Estimating MySQL Table Size using SQL Injection
Injecting short time delays in WHERE clause
In some cases, the attacker might want to have a rough idea about the number of records in a table. This is not a crucial piece of information, however it could be helpful to know how much time will be required to extract all the data contained in a table (especially when extraction techniques are slow or limited).
How It Works
When a SELECT query is executed by the database engine, all records returned by the statement are evaluated to validate they satisfy the WHERE clause. Since the WHERE clause is verified for each and every row, it is possible to estimate how many records are in the table by injecting a small time delay in the WHERE clause. This technique is only possible with MySQL since this DBMS provides a time delay function that can be integrated in any SQL query.
Given there are 5000 rows in a table, a pause of 10 milliseconds in the WHERE clause will result in a 50 seconds delay before the server response is sent. If the table had only 300 records, then only 3 seconds would be added to the query execution time. Of course, if the attacker has absolutely no idea what the number of records is, he will need to start with a short delay and slowly increase it until a noticeable total delay is generated. Let’s now see an example which uses MySQL's SLEEP() function.
Example
We suppose that the attacker does not know table names and he has no idea about how many rows are in each table. Here is how he should proceed.
First query (short delay).
SELECT * FROM products WHERE id=1 AND 1=2 OR sleep(0.001)
Result.
Response is returned in no time (clearly under 1 second).
The first test indicated one thing. Either there is much less than a thousand records or this field is not vulnerable to SQL injection. Here is the second test.
Second query (much longer delay – 100X increase).
SELECT * FROM products WHERE id=1 AND 1=2 OR sleep(0.1)
Result.
The response takes a few seconds. It is hard to tell precisely but there seem to be between 20 and 50 records.
By increasing delay a little bit we should have a more precise estimate.
Third query (fine tuning the delay – 400% increase).
SELECT * FROM products WHERE id=1 AND 1=2 OR sleep(0.5)
Result.
This query takes just over 19 seconds to execute.
From this test the attacker can conclude that there are about 38 records in this table. This result is perfectly accurate since the products table of the test environment used has exactly 38 rows. Note that the more rows there are in the table, the harder it is to make a perfect estimate.
WHERE Clause Conditions
As you may have noticed, each injection in the example contains an always false condition. This structure was adopted to make sure the sleep function is always executed. In fact, if the database engine does not need to evaluate all conditions of the WHERE clause it may end up skipping the time delay. This becomes even more important when the original condition in the WHERE clause relies on a parameter that is not unique. An example will better explain this. Suppose that the products table contains a foreign key to the supplier and 50% of the products come from the same supplier.
Incorrect table size estimation (supplier #1 supplies 50% of the products).

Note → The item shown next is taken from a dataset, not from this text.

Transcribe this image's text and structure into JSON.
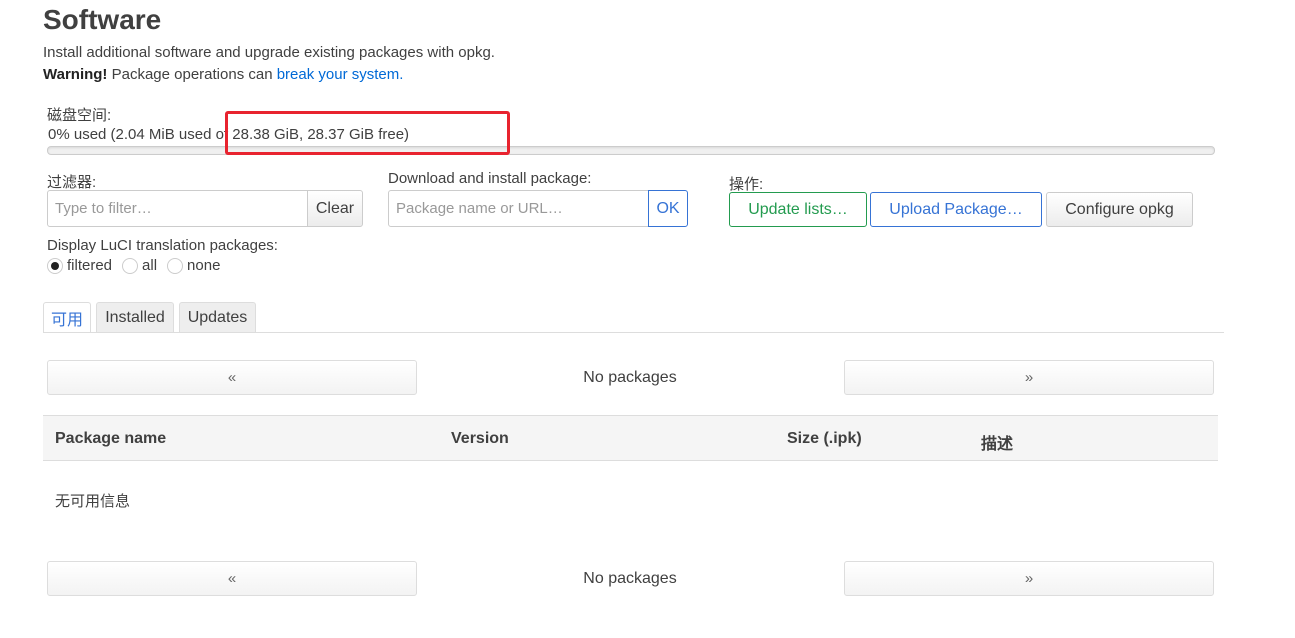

SELECT * FROM products WHERE supplier=1 OR sleep(0.5)
Result.
This query takes 9.5 seconds to execute.
To optimize the execution, the database engine does not even execute the sleep function when the first part of the condition is true. The attacker will end up thinking there are 19 records while there are twice more. The bottom line is: make sure the sleep function is executed for each line.
SELECT From Multiple Tables
As a final note: beware SELECT instructions where data comes from multiple tables. The technique presented in this article will not work in such situation. Obviously, it is hard to tell if the SELECT takes its data from only one table when you have no idea about the query but you can still make some assumptions from the results returned in the page.